The fourth issue is the limitations of recapturing revenue from employees. If there are no employees onsite, how is the company store and company housing business model going to work? Many companies are turning towards company run cafeterias, paid parking, vending machines, employees paid uniforms, and other means to recapture a significant portion of an employee’s paycheque. This is difficult to impossible without having some means of direction employees to company-owned resources, either by proximity or forced requirements. Additionally, larger employers have started to implement company owned housing and apartment options. This allows a substantial amount of an employees pay to be recaptured, whilst also limiting employee career options outside of the company, aiding retention.

 

The last major issue is with the economic implications of shifting both corporate and employee expenditures.

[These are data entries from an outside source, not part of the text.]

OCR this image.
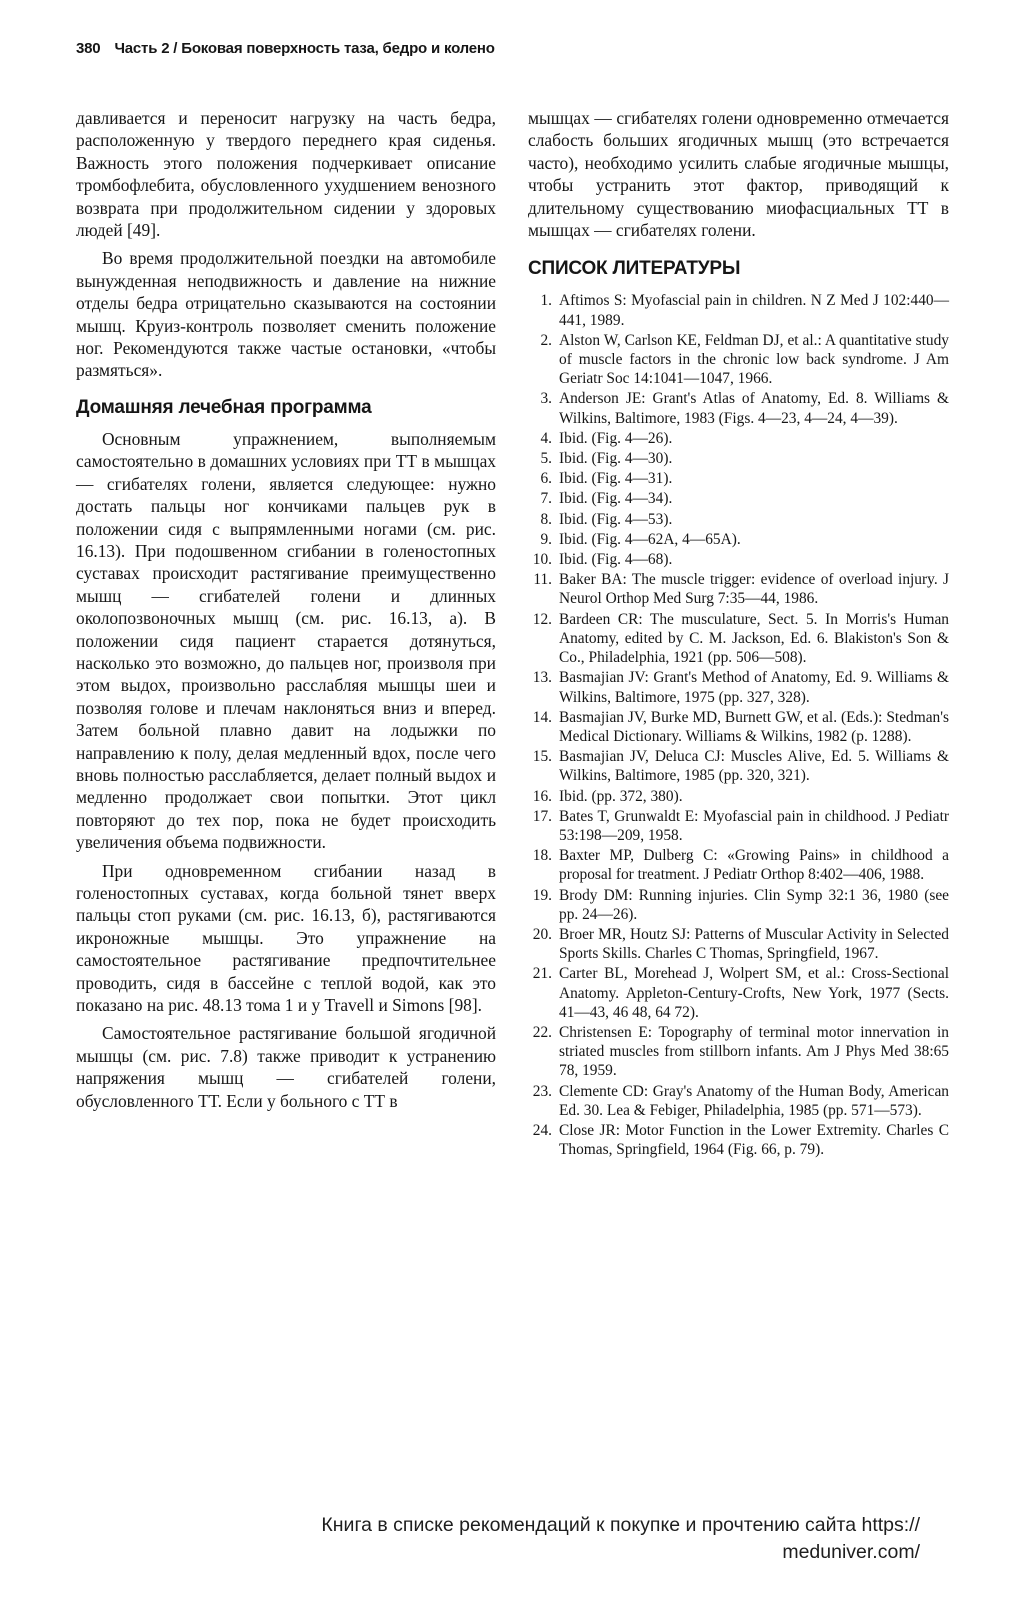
380 Часть 2 / Боковая поверхность таза, бедро и колено

давливается и переносит нагрузку на часть бедра, расположенную у твердого переднего края сиденья. Важность этого положения подчеркивает описание тромбофлебита, обусловленного ухудшением венозного возврата при продолжительном сидении у здоровых людей [49].

Во время продолжительной поездки на автомобиле вынужденная неподвижность и давление на нижние отделы бедра отрицательно сказываются на состоянии мышц. Круиз-контроль позволяет сменить положение ног. Рекомендуются также частые остановки, «чтобы размяться».

Домашняя лечебная программа

Основным упражнением, выполняемым самостоятельно в домашних условиях при ТТ в мышцах — сгибателях голени, является следующее: нужно достать пальцы ног кончиками пальцев рук в положении сидя с выпрямленными ногами (см. рис. 16.13). При подошвенном сгибании в голеностопных суставах происходит растягивание преимущественно мышц — сгибателей голени и длинных околопозвоночных мышц (см. рис. 16.13, а). В положении сидя пациент старается дотянуться, насколько это возможно, до пальцев ног, произволя при этом выдох, произвольно расслабляя мышцы шеи и позволяя голове и плечам наклоняться вниз и вперед. Затем больной плавно давит на лодыжки по направлению к полу, делая медленный вдох, после чего вновь полностью расслабляется, делает полный выдох и медленно продолжает свои попытки. Этот цикл повторяют до тех пор, пока не будет происходить увеличения объема подвижности.

При одновременном сгибании назад в голеностопных суставах, когда больной тянет вверх пальцы стоп руками (см. рис. 16.13, б), растягиваются икроножные мышцы. Это упражнение на самостоятельное растягивание предпочтительнее проводить, сидя в бассейне с теплой водой, как это показано на рис. 48.13 тома 1 и у Travell и Simons [98].

Самостоятельное растягивание большой ягодичной мышцы (см. рис. 7.8) также приводит к устранению напряжения мышц — сгибателей голени, обусловленного ТТ. Если у больного с ТТ в

мышцах — сгибателях голени одновременно отмечается слабость больших ягодичных мышц (это встречается часто), необходимо усилить слабые ягодичные мышцы, чтобы устранить этот фактор, приводящий к длительному существованию миофасциальных ТТ в мышцах — сгибателях голени.

СПИСОК ЛИТЕРАТУРЫ
1. Aftimos S: Myofascial pain in children. N Z Med J 102:440—441, 1989.
2. Alston W, Carlson KE, Feldman DJ, et al.: A quantitative study of muscle factors in the chronic low back syndrome. J Am Geriatr Soc 14:1041—1047, 1966.
3. Anderson JE: Grant's Atlas of Anatomy, Ed. 8. Williams & Wilkins, Baltimore, 1983 (Figs. 4—23, 4—24, 4—39).
4. Ibid. (Fig. 4—26).
5. Ibid. (Fig. 4—30).
6. Ibid. (Fig. 4—31).
7. Ibid. (Fig. 4—34).
8. Ibid. (Fig. 4—53).
9. Ibid. (Fig. 4—62A, 4—65A).
10. Ibid. (Fig. 4—68).
11. Baker BA: The muscle trigger: evidence of overload injury. J Neurol Orthop Med Surg 7:35—44, 1986.
12. Bardeen CR: The musculature, Sect. 5. In Morris's Human Anatomy, edited by C. M. Jackson, Ed. 6. Blakiston's Son & Co., Philadelphia, 1921 (pp. 506—508).
13. Basmajian JV: Grant's Method of Anatomy, Ed. 9. Williams & Wilkins, Baltimore, 1975 (pp. 327, 328).
14. Basmajian JV, Burke MD, Burnett GW, et al. (Eds.): Stedman's Medical Dictionary. Williams & Wilkins, 1982 (p. 1288).
15. Basmajian JV, Deluca CJ: Muscles Alive, Ed. 5. Williams & Wilkins, Baltimore, 1985 (pp. 320, 321).
16. Ibid. (pp. 372, 380).
17. Bates T, Grunwaldt E: Myofascial pain in childhood. J Pediatr 53:198—209, 1958.
18. Baxter MP, Dulberg C: «Growing Pains» in childhood a proposal for treatment. J Pediatr Orthop 8:402—406, 1988.
19. Brody DM: Running injuries. Clin Symp 32:1 36, 1980 (see pp. 24—26).
20. Broer MR, Houtz SJ: Patterns of Muscular Activity in Selected Sports Skills. Charles C Thomas, Springfield, 1967.
21. Carter BL, Morehead J, Wolpert SM, et al.: Cross-Sectional Anatomy. Appleton-Century-Crofts, New York, 1977 (Sects. 41—43, 46 48, 64 72).
22. Christensen E: Topography of terminal motor innervation in striated muscles from stillborn infants. Am J Phys Med 38:65 78, 1959.
23. Clemente CD: Gray's Anatomy of the Human Body, American Ed. 30. Lea & Febiger, Philadelphia, 1985 (pp. 571—573).
24. Close JR: Motor Function in the Lower Extremity. Charles C Thomas, Springfield, 1964 (Fig. 66, p. 79).
Книга в списке рекомендаций к покупке и прочтению сайта https://
meduniver.com/
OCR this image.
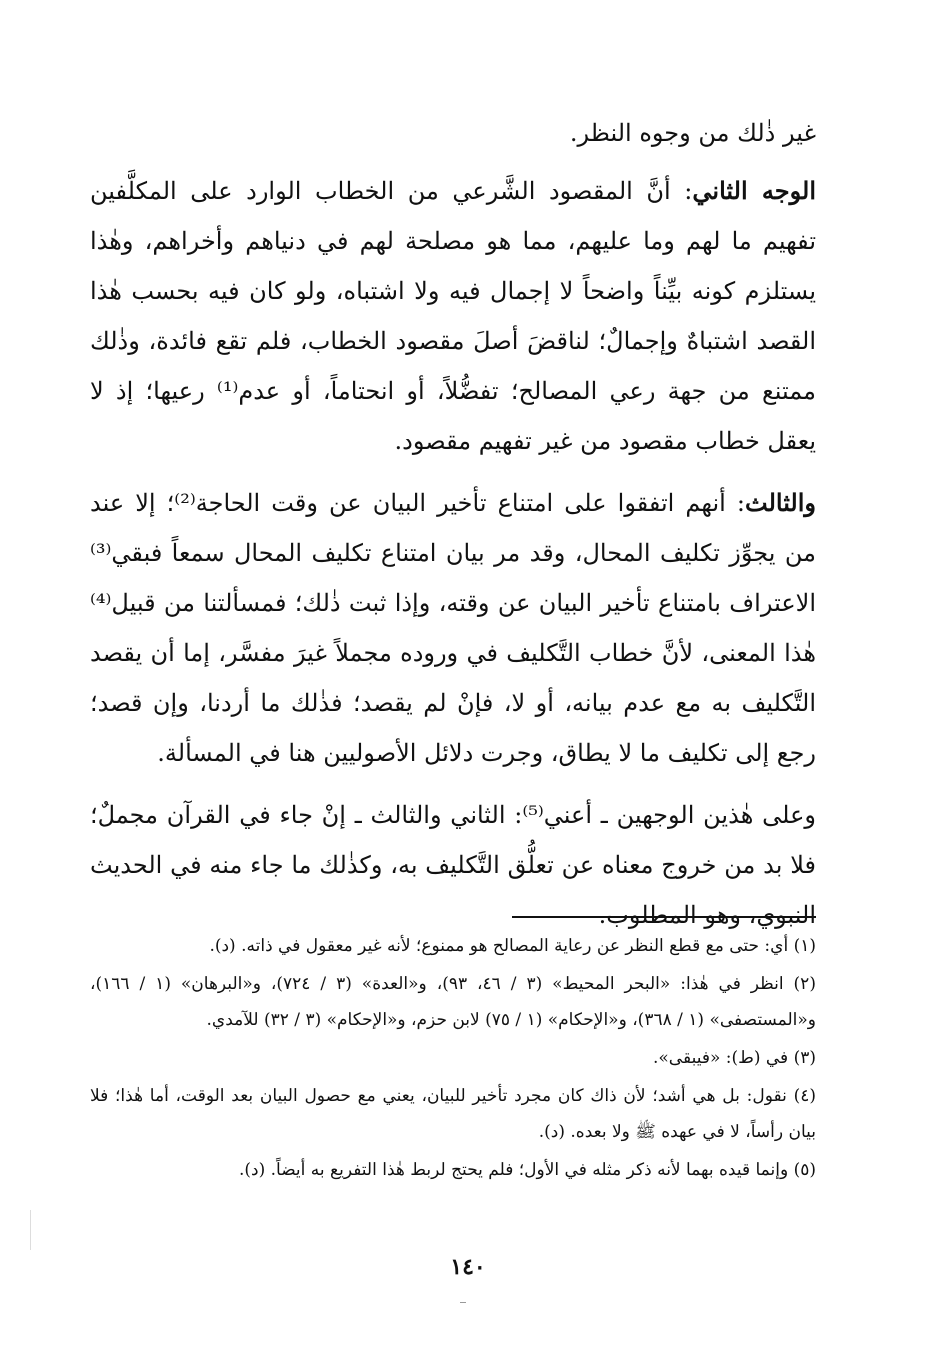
غير ذٰلك من وجوه النظر.

الوجه الثاني: أنَّ المقصود الشَّرعي من الخطاب الوارد على المكلَّفين تفهيم ما لهم وما عليهم، مما هو مصلحة لهم في دنياهم وأخراهم، وهٰذا يستلزم كونه بيِّناً واضحاً لا إجمال فيه ولا اشتباه، ولو كان فيه بحسب هٰذا القصد اشتباهٌ وإجمالٌ؛ لناقضَ أصلَ مقصود الخطاب، فلم تقع فائدة، وذٰلك ممتنع من جهة رعي المصالح؛ تفضُّلاً، أو انحتاماً، أو عدم⁽¹⁾ رعيها؛ إذ لا يعقل خطاب مقصود من غير تفهيم مقصود.

والثالث: أنهم اتفقوا على امتناع تأخير البيان عن وقت الحاجة⁽²⁾؛ إلا عند من يجوِّز تكليف المحال، وقد مر بيان امتناع تكليف المحال سمعاً فبقي⁽³⁾ الاعتراف بامتناع تأخير البيان عن وقته، وإذا ثبت ذٰلك؛ فمسألتنا من قبيل⁽⁴⁾ هٰذا المعنى، لأنَّ خطاب التَّكليف في وروده مجملاً غيرَ مفسَّر، إما أن يقصد التَّكليف به مع عدم بيانه، أو لا، فإنْ لم يقصد؛ فذٰلك ما أردنا، وإن قصد؛ رجع إلى تكليف ما لا يطاق، وجرت دلائل الأصوليين هنا في المسألة.

وعلى هٰذين الوجهين ـ أعني⁽⁵⁾: الثاني والثالث ـ إنْ جاء في القرآن مجملٌ؛ فلا بد من خروج معناه عن تعلُّق التَّكليف به، وكذٰلك ما جاء منه في الحديث النبوي، وهو المطلوب.

(١) أي: حتى مع قطع النظر عن رعاية المصالح هو ممنوع؛ لأنه غير معقول في ذاته. (د).

(٢) انظر في هٰذا: «البحر المحيط» (٣ / ٤٦، ٩٣)، و«العدة» (٣ / ٧٢٤)، و«البرهان» (١ / ١٦٦)، و«المستصفى» (١ / ٣٦٨)، و«الإحكام» (١ / ٧٥) لابن حزم، و«الإحكام» (٣ / ٣٢) للآمدي.

(٣) في (ط): «فيبقى».

(٤) نقول: بل هي أشد؛ لأن ذاك كان مجرد تأخير للبيان، يعني مع حصول البيان بعد الوقت، أما هٰذا؛ فلا بيان رأساً، لا في عهده ﷺ ولا بعده. (د).

(٥) وإنما قيده بهما لأنه ذكر مثله في الأول؛ فلم يحتج لربط هٰذا التفريع به أيضاً. (د).

١٤٠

If a remote work model becomes prevalent, this will decrease demand for property and services in traditionally high-cost areas, driving down the price, while the inverse is true for traditionally low-cost areas. For companies invested in real-estate in high-cost areas, this can lead to significant investment losses as valuations fall. In higher cost areas, tax liabilities on owned properties can skyrocket as property valuations rise, as that is directly calculated from property valuation in most cases. There are also the implications for local vendor prices fluctuating from said effects, or for the case of high-cost areas, vendors on thin margins moving or closing operations entirely.

 

In conclusion, working from home has some major benefits for an employer in some circumstances. It may help a company in achieving environmental goals, allow greater productivity, reduce costs, and improve inter-division compartmentalization. In contrast, working from reduces the employee monitoring options, limits creative discourse, decreases revenue recapture from employees, and has economic implications. The need for working from home will vary drastically from one organization to the next, security minded or physical production will likely not be able to implement a remote work policy whilst organizations without such concerns may be able to with great effect, as such, a clear blanket recommendation cannot be made. The best option is for key decisionmakers to evaluate their corporate environment, and to act in the best interests of their particular organization.